葦原中国平定

最後に国造りを行った大国主からアマテラスの子孫である、ニニギノミコトに国を譲り渡し、後の天孫降臨に繋がる『葦原中国平定』についての話をしよう。

アマテラスら高天原にいた神々は『葦原中国を統治すべきは、天津神、とりわけ天照大御神の子孫だ』とし、何人かの神を出雲に使わす。大國主神の子である事代主神(ことしろぬし)・建御名方神(たけみなかた)が天津神に降ると、大国主審も地震の宮殿建設と引き換えに国を譲った。

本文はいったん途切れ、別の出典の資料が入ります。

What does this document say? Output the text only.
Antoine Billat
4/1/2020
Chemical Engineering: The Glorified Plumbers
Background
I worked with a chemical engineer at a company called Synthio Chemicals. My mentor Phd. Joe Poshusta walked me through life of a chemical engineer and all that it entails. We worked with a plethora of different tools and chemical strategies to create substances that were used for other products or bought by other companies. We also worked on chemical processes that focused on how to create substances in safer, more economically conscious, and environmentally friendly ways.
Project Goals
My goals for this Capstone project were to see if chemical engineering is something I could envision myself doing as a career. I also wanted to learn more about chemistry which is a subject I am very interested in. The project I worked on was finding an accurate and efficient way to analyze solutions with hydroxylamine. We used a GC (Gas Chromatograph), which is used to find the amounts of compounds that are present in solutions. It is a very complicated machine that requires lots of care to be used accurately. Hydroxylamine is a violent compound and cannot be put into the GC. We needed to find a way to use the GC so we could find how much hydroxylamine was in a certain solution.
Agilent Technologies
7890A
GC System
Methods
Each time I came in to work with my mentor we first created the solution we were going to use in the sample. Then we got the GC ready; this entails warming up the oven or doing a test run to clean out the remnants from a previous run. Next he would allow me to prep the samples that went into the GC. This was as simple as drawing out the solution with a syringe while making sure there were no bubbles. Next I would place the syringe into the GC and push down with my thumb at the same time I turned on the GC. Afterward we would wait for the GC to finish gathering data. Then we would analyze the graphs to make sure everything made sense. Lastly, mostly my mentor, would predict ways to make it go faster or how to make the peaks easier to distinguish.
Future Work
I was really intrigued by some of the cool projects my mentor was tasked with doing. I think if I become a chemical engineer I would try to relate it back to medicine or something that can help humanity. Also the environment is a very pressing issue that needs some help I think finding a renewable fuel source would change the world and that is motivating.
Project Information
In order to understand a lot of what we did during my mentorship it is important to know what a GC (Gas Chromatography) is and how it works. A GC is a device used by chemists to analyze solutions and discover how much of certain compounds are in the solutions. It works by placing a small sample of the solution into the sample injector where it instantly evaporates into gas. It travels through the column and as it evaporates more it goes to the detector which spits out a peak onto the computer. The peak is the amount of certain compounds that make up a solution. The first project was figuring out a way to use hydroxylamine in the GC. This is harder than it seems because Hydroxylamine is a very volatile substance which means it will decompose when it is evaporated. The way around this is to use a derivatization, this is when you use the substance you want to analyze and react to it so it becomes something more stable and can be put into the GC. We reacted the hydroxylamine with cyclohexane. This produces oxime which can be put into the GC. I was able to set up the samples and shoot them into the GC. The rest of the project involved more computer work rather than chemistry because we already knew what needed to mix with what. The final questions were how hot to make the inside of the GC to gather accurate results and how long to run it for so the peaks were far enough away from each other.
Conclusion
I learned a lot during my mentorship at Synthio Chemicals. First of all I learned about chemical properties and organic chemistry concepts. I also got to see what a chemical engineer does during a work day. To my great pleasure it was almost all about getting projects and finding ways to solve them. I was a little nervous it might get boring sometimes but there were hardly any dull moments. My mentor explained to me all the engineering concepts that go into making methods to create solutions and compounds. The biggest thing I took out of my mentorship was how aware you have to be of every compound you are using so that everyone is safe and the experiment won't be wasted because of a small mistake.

ここで書いている『天津神』というものは、高天原にいる神々の事を指している。

天忍穂耳(あめのほしおみみ)の派遣

アマテラスは『葦原中国は私のこの正勝吾勝勝速日天忍穂耳命(あめのほしおみみ)が治めるべきだ』との命に天降りを命じたが、命は天の浮橋から下界を覗き、『葦原中国は大変騒がしく、手に負えない』と高天原のアマテラスに報告した。

天菩比命(あめのほひの派遣

高御産巣日神(たかみむすび)とアマテラスは天の安の河の川原に八百万の神々を集め、どの神を葦原中国に派遣すべきか聞いた。オモイカネと八百万の神が相談して『天菩比命(あめのほひ)を大国主神の元に派遣するのがよい』という結論を出す。タカミムスビとアマテラスはアメノホヒに大国主の元へ行くように命じた。ところが、アメノホヒは大国主の家来となってしまい、三年経っても高天原に戻らなかった。

天若日子(あめのわかひこ)の派遣

タカミムスビとアマテラスが八百万の神々に今度はどの神を派遣すべきかと問うと、八百万の神々とオモイカネが相談して『天若日子(あめのわかひこ)を遣わすべきだ』と答えた。そこで、アメノワカヒコに天之麻古弓(あめのまかこゆみ)と天之波波矢(あめのははや)を与えて葦原中国に遣わした。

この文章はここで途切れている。